Ein gutes Zusammenspiel mit dem FFKdt muss festgehalten werden. Diese Zusammenarbeit hat gut funktioniert. Leider wurde das einzige „kleine“ Stromaggregat der FF Stadl an der Mur nicht für das Pflegeheim als Vorhalt (auch nach dem Stromausfall) zu Verfügung gestellt.

Der Kontakt (telefonisch, persönlich) zur BH Murau war exzellent. Auch konnten wir produktiv unsere Lage beschreiben und es wurde ab hoc an einer Lösung gearbeitet.

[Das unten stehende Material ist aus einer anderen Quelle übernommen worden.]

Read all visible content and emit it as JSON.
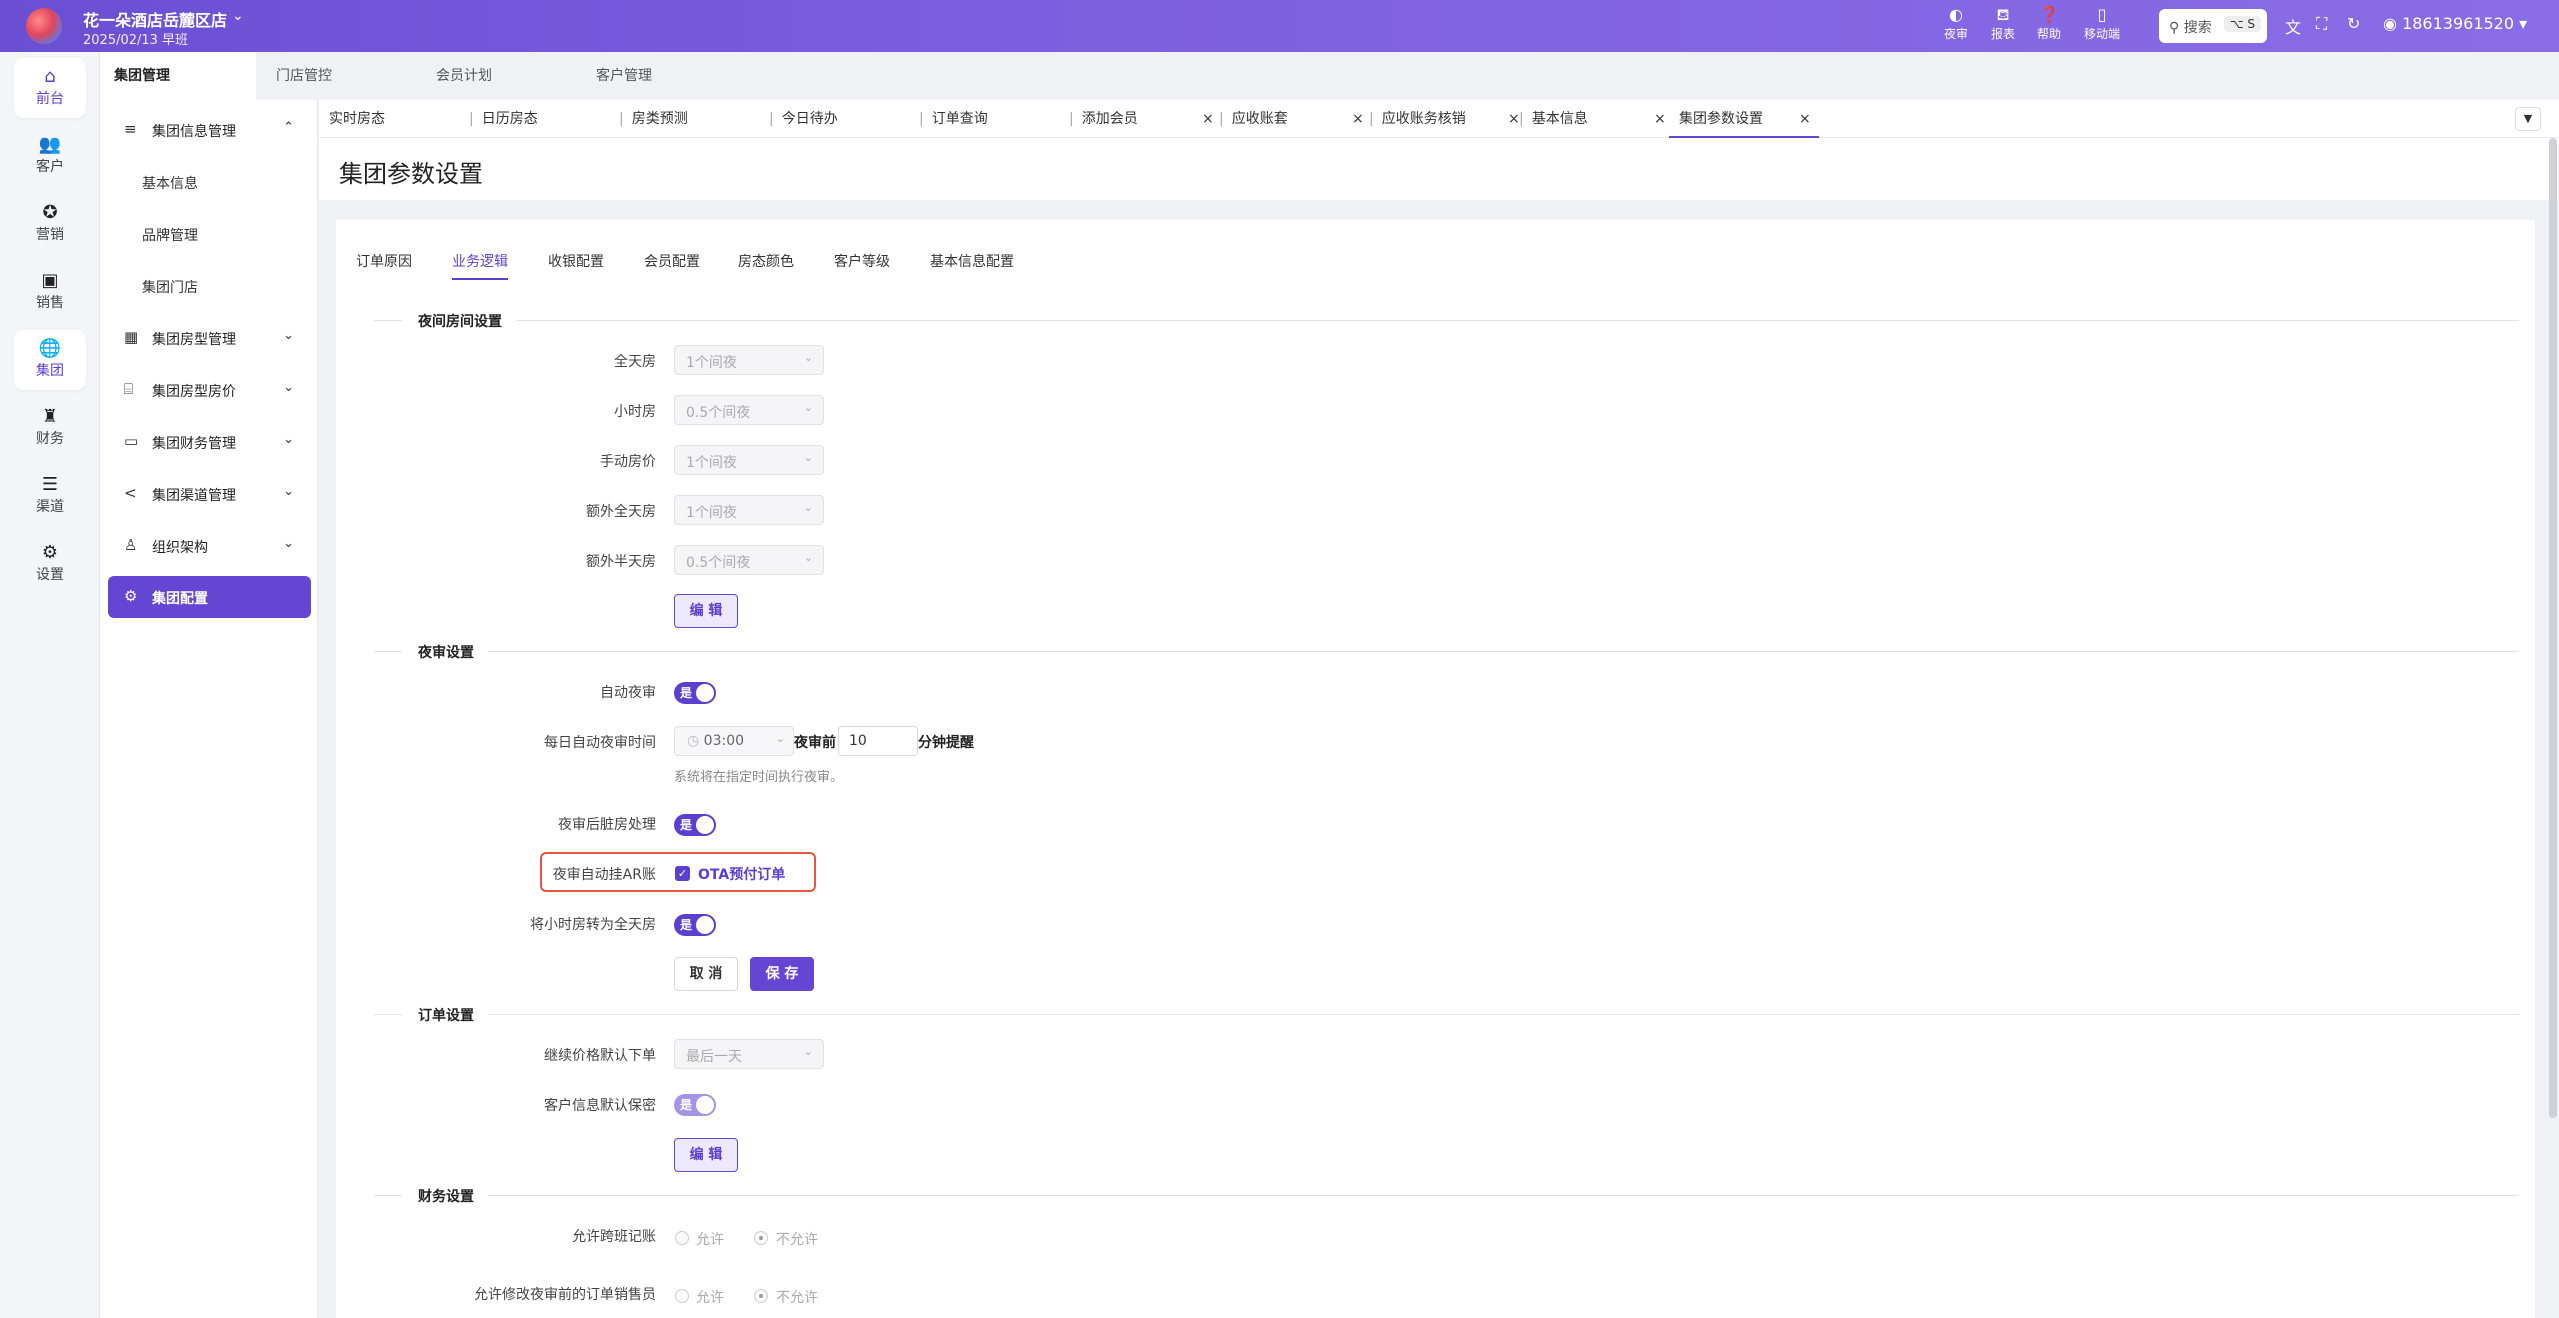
{
  "colors": {
    "brand": "#6a4fd3",
    "accent": "#5b3fd0",
    "highlight_border": "#e8543c"
  },
  "header": {
    "hotel_name": "花一朵酒店岳麓区店",
    "date_shift": "2025/02/13  早班",
    "tools": [
      {
        "icon": "night-audit-icon",
        "label": "夜审"
      },
      {
        "icon": "report-icon",
        "label": "报表"
      },
      {
        "icon": "help-icon",
        "label": "帮助"
      },
      {
        "icon": "mobile-icon",
        "label": "移动端"
      }
    ],
    "search_label": "搜索",
    "search_shortcut": "⌥ S",
    "user_phone": "18613961520"
  },
  "rail": [
    {
      "icon": "home-icon",
      "label": "前台"
    },
    {
      "icon": "customer-icon",
      "label": "客户"
    },
    {
      "icon": "marketing-icon",
      "label": "营销"
    },
    {
      "icon": "sales-icon",
      "label": "销售"
    },
    {
      "icon": "group-icon",
      "label": "集团"
    },
    {
      "icon": "finance-icon",
      "label": "财务"
    },
    {
      "icon": "channel-icon",
      "label": "渠道"
    },
    {
      "icon": "settings-icon",
      "label": "设置"
    }
  ],
  "module_tabs": [
    "集团管理",
    "门店管控",
    "会员计划",
    "客户管理"
  ],
  "sidebar": {
    "info_group": "集团信息管理",
    "info_items": [
      "基本信息",
      "品牌管理",
      "集团门店"
    ],
    "groups": [
      "集团房型管理",
      "集团房型房价",
      "集团财务管理",
      "集团渠道管理",
      "组织架构"
    ],
    "active": "集团配置"
  },
  "page_tabs": [
    "实时房态",
    "日历房态",
    "房类预测",
    "今日待办",
    "订单查询",
    "添加会员",
    "应收账套",
    "应收账务核销",
    "基本信息",
    "集团参数设置"
  ],
  "page_title": "集团参数设置",
  "sub_tabs": [
    "订单原因",
    "业务逻辑",
    "收银配置",
    "会员配置",
    "房态颜色",
    "客户等级",
    "基本信息配置"
  ],
  "night_room": {
    "title": "夜间房间设置",
    "fields": [
      {
        "label": "全天房",
        "value": "1个间夜"
      },
      {
        "label": "小时房",
        "value": "0.5个间夜"
      },
      {
        "label": "手动房价",
        "value": "1个间夜"
      },
      {
        "label": "额外全天房",
        "value": "1个间夜"
      },
      {
        "label": "额外半天房",
        "value": "0.5个间夜"
      }
    ],
    "edit": "编 辑"
  },
  "night_audit": {
    "title": "夜审设置",
    "auto_label": "自动夜审",
    "switch_on": "是",
    "time_label": "每日自动夜审时间",
    "time_value": "03:00",
    "before_label": "夜审前",
    "minutes_value": "10",
    "minutes_suffix": "分钟提醒",
    "hint": "系统将在指定时间执行夜审。",
    "dirty_label": "夜审后脏房处理",
    "ar_label": "夜审自动挂AR账",
    "ar_option": "OTA预付订单",
    "hourly_label": "将小时房转为全天房",
    "cancel": "取 消",
    "save": "保 存"
  },
  "order": {
    "title": "订单设置",
    "price_label": "继续价格默认下单",
    "price_value": "最后一天",
    "privacy_label": "客户信息默认保密",
    "edit": "编 辑"
  },
  "finance": {
    "title": "财务设置",
    "cross_label": "允许跨班记账",
    "modify_label": "允许修改夜审前的订单销售员",
    "allow": "允许",
    "deny": "不允许"
  }
}
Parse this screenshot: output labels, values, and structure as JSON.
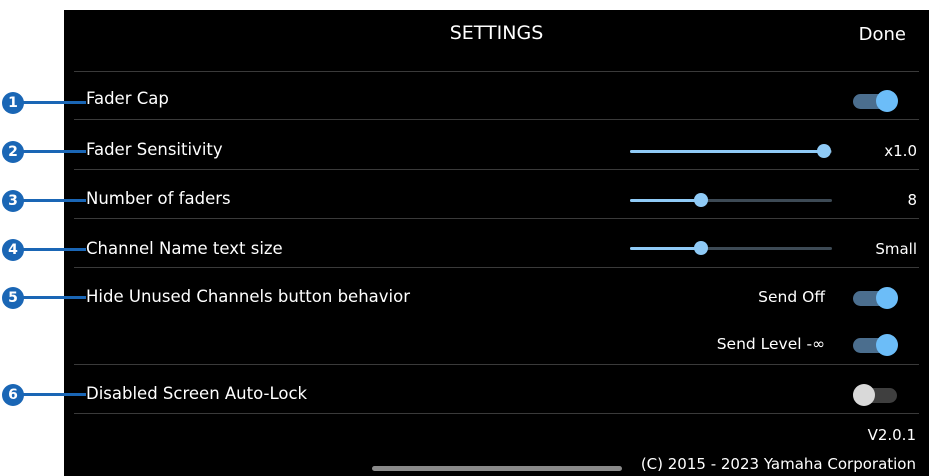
{
  "header": {
    "title": "SETTINGS",
    "done_label": "Done"
  },
  "settings": {
    "fader_cap": {
      "label": "Fader Cap",
      "on": true
    },
    "fader_sensitivity": {
      "label": "Fader Sensitivity",
      "value_text": "x1.0",
      "level": 0.96
    },
    "number_of_faders": {
      "label": "Number of faders",
      "value_text": "8",
      "level": 0.35
    },
    "channel_name_text_size": {
      "label": "Channel Name text size",
      "value_text": "Small",
      "level": 0.35
    },
    "hide_unused_channels": {
      "label": "Hide Unused Channels button behavior",
      "send_off": {
        "label": "Send Off",
        "on": true
      },
      "send_level": {
        "label": "Send Level -∞",
        "on": true
      }
    },
    "disabled_screen_auto_lock": {
      "label": "Disabled Screen Auto-Lock",
      "on": false
    }
  },
  "footer": {
    "version": "V2.0.1",
    "copyright": "(C) 2015 - 2023 Yamaha Corporation"
  },
  "callouts": [
    "1",
    "2",
    "3",
    "4",
    "5",
    "6"
  ],
  "colors": {
    "accent": "#6cbdf8",
    "callout": "#1a66b5",
    "background": "#000000"
  }
}
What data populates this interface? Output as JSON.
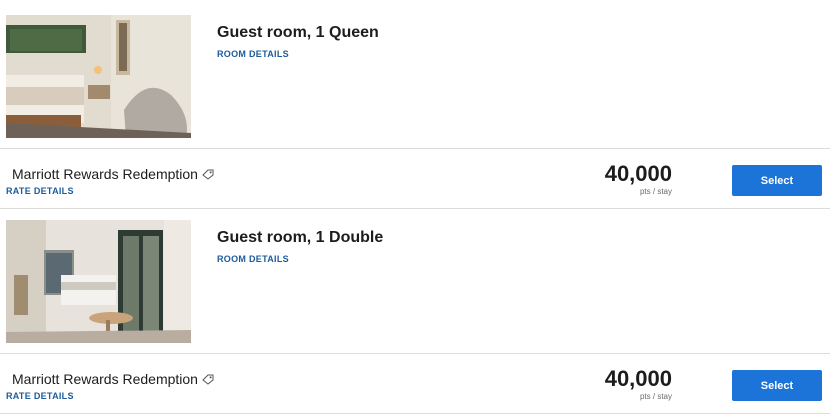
{
  "rooms": [
    {
      "name": "Guest room, 1 Queen",
      "details_link": "ROOM DETAILS",
      "image": "hotel-room-queen-photo",
      "rate": {
        "name": "Marriott Rewards Redemption",
        "icon": "tag-icon",
        "details_link": "RATE DETAILS",
        "points": "40,000",
        "points_unit": "pts / stay",
        "button": "Select"
      }
    },
    {
      "name": "Guest room, 1 Double",
      "details_link": "ROOM DETAILS",
      "image": "hotel-room-double-photo",
      "rate": {
        "name": "Marriott Rewards Redemption",
        "icon": "tag-icon",
        "details_link": "RATE DETAILS",
        "points": "40,000",
        "points_unit": "pts / stay",
        "button": "Select"
      }
    }
  ],
  "colors": {
    "accent": "#1c73d8",
    "link": "#1c5b9c",
    "divider": "#dcdcdc"
  }
}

Das größte Problem waren die auskühlenden Zimmer, da keine sichere Beheizung über 2 Stockwerke mit Notstrom möglich war. Nach 45 Stunden, mit Temperaturen um den Gefrierpunkt, hätten wir eine Teilevakuierung (10 hohe Pflegestufen) durchführen müssen. Alle gesetzten Maßnahmen ermöglichten eine Vorortversorgung und damit eine massive An- Flutung von Patienten in den umliegenden Krankenhäusern.

 

Kommentar Herbert Saurugg

Dieses lokale Ereignis hat wieder einmal gezeigt, wie rasch es in einer Krise ins Eingemachte gehen kann, wenn nicht jemand sofort reagiert und handelt. Das ein Pflegeheim bei einem Blackout über derart viele externe Ressourcen verfügen wird (3 Notstromaggregate, Wärmekanone, Feldküche) ist nicht zu erwarten. Auch in diesem Fall war es wohl nur der raschen Reaktion zu verdanken, dass keine Menschen zu Schaden gekommen sind. Daher wie mir immer wieder Leute rückmelden: „Wir hoffen, dass es nicht so weit kommt, aber wir sollten auch nicht blauäugig sein und eine Vorsorge treffen! So wie die steirische Krankenanstaltengesellschaft(KAGes) das mit dem Auftaktworkshop am 26. November mit 165 TeilnehmerInnen aus allen steirischen Krankenhäusern getan hat. Die Veranstaltung wurde sogar durch beide Vorstände eröffnet. Das Thema Gesundheitsnotversorgung während eines Blackouts, also auch die Vorbereitung der Pflegeeinrichtungen, wird ebenso in der Arbeitsmappe für Gemeinden behandelt.